The prospect of building a school in a country as beautiful as Nepal was too much to pass up. I asked if I could come build with him. He said yes. I joined him two months later.

I left high school as a set of numbers: my GPA, my class rank, my SAT score. I returned from my gap year as more than that. I returned as a person.

My gap year rebuilt my sense of self-worth. By the end of it—for the first time in my life—I felt comfortable and happy in my own skin. I’m attending a community college now, but I’m doing it with purpose, direction, and confidence. My gap year showed me that I am lucky to have been born in a country where education is compulsory, of high quality, and free. My gap year convinced me that it is not just my duty, but also my privilege to spend my life helping those less fortunate than I am.

Everyone should take a gap year at some point in their life—student or otherwise. It gave me time to figure out who I am, who I am not, and who I want to be. My gap year was a year of introspection and self-exploration—one that changed the trajectory of my entire life.

In retrospect, I’m glad I failed high school. I wouldn’t be the person I am today if I hadn’t.

-Alex McNeil is an intern for Challenge Success


  1. Thanks for sharing this story. It is important to broaden experience. School is so narrow and unfulfilling for so many students. Bravo to you!

  2. Kerry, thank you so much for the time you spend on this blog. I've been meaning to thank you for a long time! I have two kids - one who fits every teacher's ideal for the perfect pupil, and one who struggles to find purpose every day at school, and who's constantly reminded that his efforts aren't quite good enough. It's good to be reminded of these stories often, especially when it's easy to get caught up in the idea that I should be doing more to make one kid like the other. You can tell just by reading this article that Alex will go far in life, and I'm insired anew. I'm glad we have a champion in you.

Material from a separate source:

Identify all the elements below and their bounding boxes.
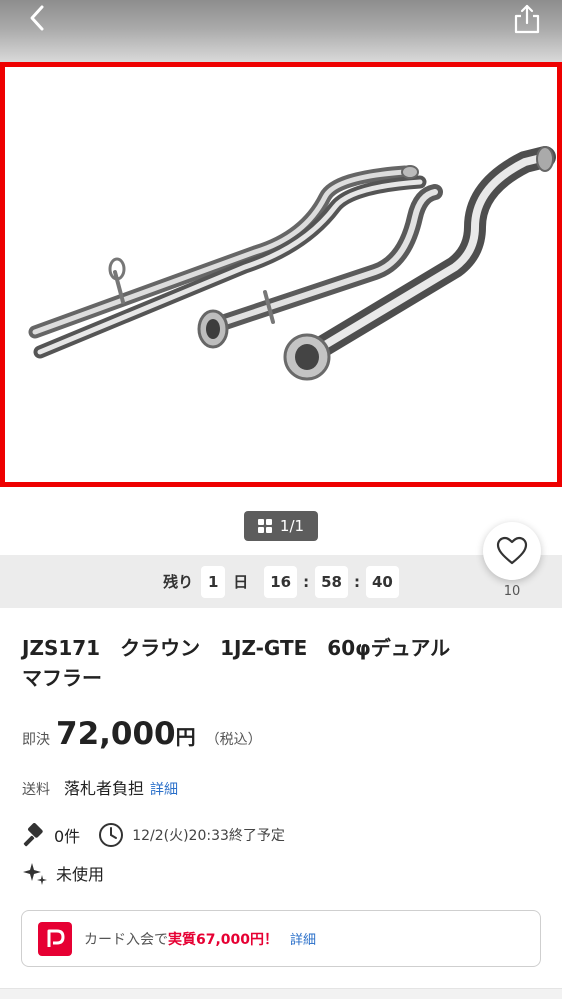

Keep up the good fight!

    1. Hi Bridget,
      Thank you for your kind words! Perhaps you could give the teachers of your struggling student a copy of one of the homework books I list on my sidebar? The latest one I blogged about was, "Simply Too Much Homework" by Vera Goodman.

  3. Good article! I will print it out and keep it for when my children go from WCI to Los Lomas (maybe) and beyond. I too have one student who is every teacher's dream, and another who is struggling, due to epilepsy and the medication side effects. She is only 11 and yet already crying over her homework, which sometimes lasts uttil 10 PM. She says her life is over. "When you're an adult all you do is work at a boring job." (We are already planning DVC and perhaps a good art school for her.) But a GAP year sounds like a plan. Over break I'm going to take her to the art school and maybe Lucas Arts show her how much fun college and work can be.

  4. Bravo to this young man to take the time and figure out what direction life should lead him. Too many people are concerned with the "numbers", and not the people behind them. Thanks for sharing Kerri!!